The initial Fory java row data structure implementation is modified from spark unsafe row/writer.
See Encoders.bean Javadoc for a list built-in supported types.
To begin using the row format from Java, start with the Encoders class:
// Many built-in types and collections are supported
public record MyRecord(int key, String value) {}
// The encoder supplier is relatively expensive to create
// It is thread-safe and should be re-used
Supplier<RowEncoder<MyRecord>> encoderFactory =
Encoders.buildBeanCodec(MyRecord.class)
.build();
// Each individual encoder is relatively cheap to create
// It is not thread-safe, but may be reused by the same thread
var encoder = encoderFactory.get();
byte[] encoded = encoder.encode(new MyRecord(42, "Test"));
MyRecord deserialized = encoder.decode(encoded);
The default row format is cross-language compatible and alignment-padded for maximum performance. When data size is a greater concern, the compact format provides an alternate encoding that uses significantly less space.
Enable the compact codec on the encoder builder:
Supplier<RowEncoder<MyRecord>> encoderFactory =
Encoders.buildBeanCodec(MyRecord.class)
.compactEncoding()
.build();
Optimizations include:
- struct stores fixed-size fields (e.g. Int128. FixedSizeBinary) inline in fixed-data area without offset + size
- struct of all fixed-sized fields is itself considered fixed-size to store in other struct or array
- struct skips null bitmap if all fields are non-nullable
- struct sorts fields by fixed-size for best-effort (but not guaranteed) alignment
- struct can use less than 8 bytes for small data (int, short, etc)

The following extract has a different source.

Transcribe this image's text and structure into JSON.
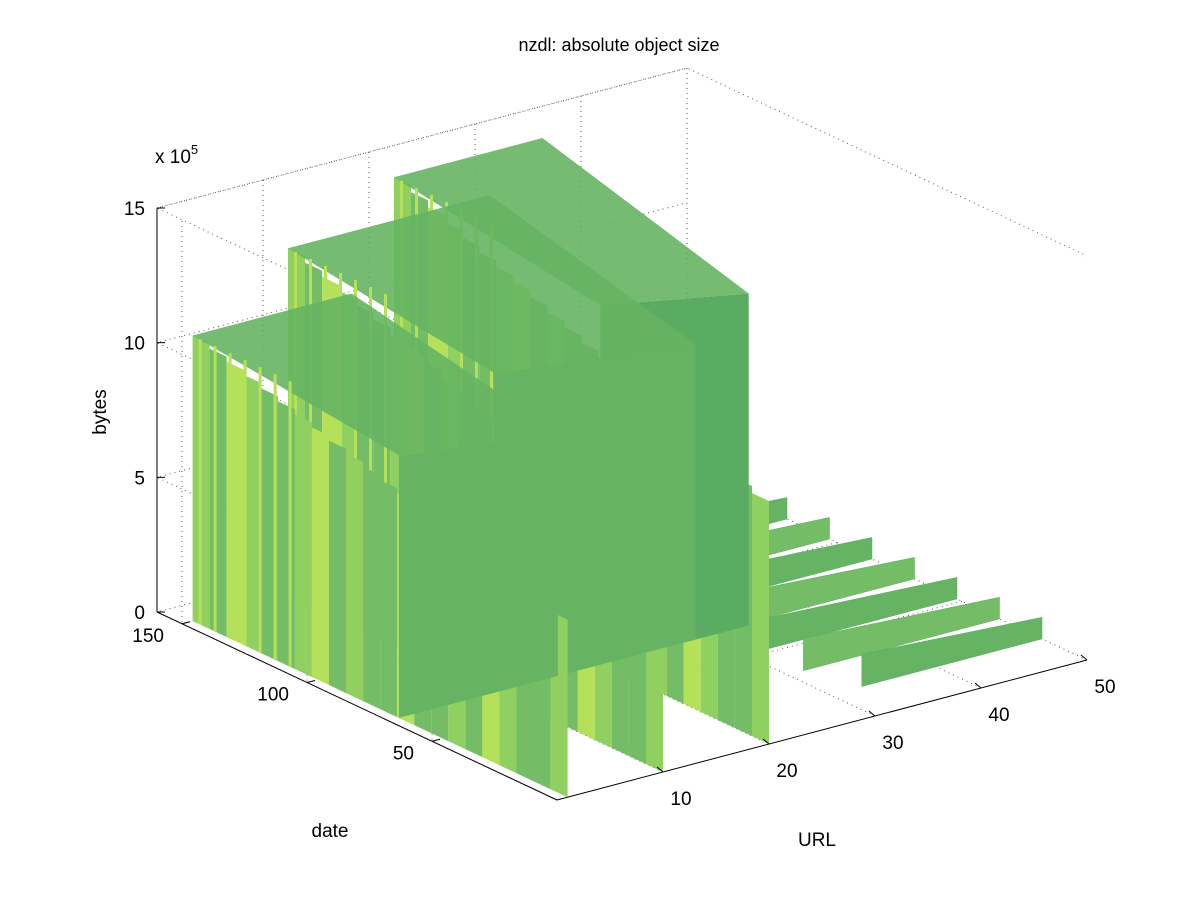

- struct null bitmap stored at end of struct to borrow alignment padding if possible
- array stores fixed-size fields inline in fixed-data area without offset+size
- array header uses 4 bytes for size (since Collection and array are only int-sized) and leaves remaining 4 bytes for start of null bitmap
It is possible to register custom type handling and collection factories for the row format - see Encoders.registerCustomCodec and Encoders.registerCustomCollectionFactory. For an interface, Fory can synthesize a simple value implementation, such as the UuidType below.
A short example:
public interface UuidType {
UUID f1();
UUID[] f2();
SortedSet<UUID> f3();
}
static class UuidEncoder implements CustomCodec.MemoryBufferCodec<UUID> {
@Override
public MemoryBuffer encode(final UUID value) {
final MemoryBuffer result = MemoryBuffer.newHeapBuffer(16);
result.putInt64(0, value.getMostSignificantBits());
result.putInt64(8, value.getLeastSignificantBits());
return result;
}
@Override
public UUID decode(final MemoryBuffer value) {
return new UUID(value.readInt64(), value.readInt64());
}
}
static class SortedSetOfUuidDecoder implements CustomCollectionFactory<UUID, SortedSet<UUID>> {
@Override
public SortedSet<UUID> newCollection(final int size) {
return new TreeSet<>();
}
}
Encoders.registerCustomCodec(UUID.class, new UuidEncoder());
Encoders.registerCustomCollectionFactory(
SortedSet.class, UUID.class, new SortedSetOfUuidDecoder());
RowEncoder<UuidType> encoder = Encoders.bean(UuidType.class);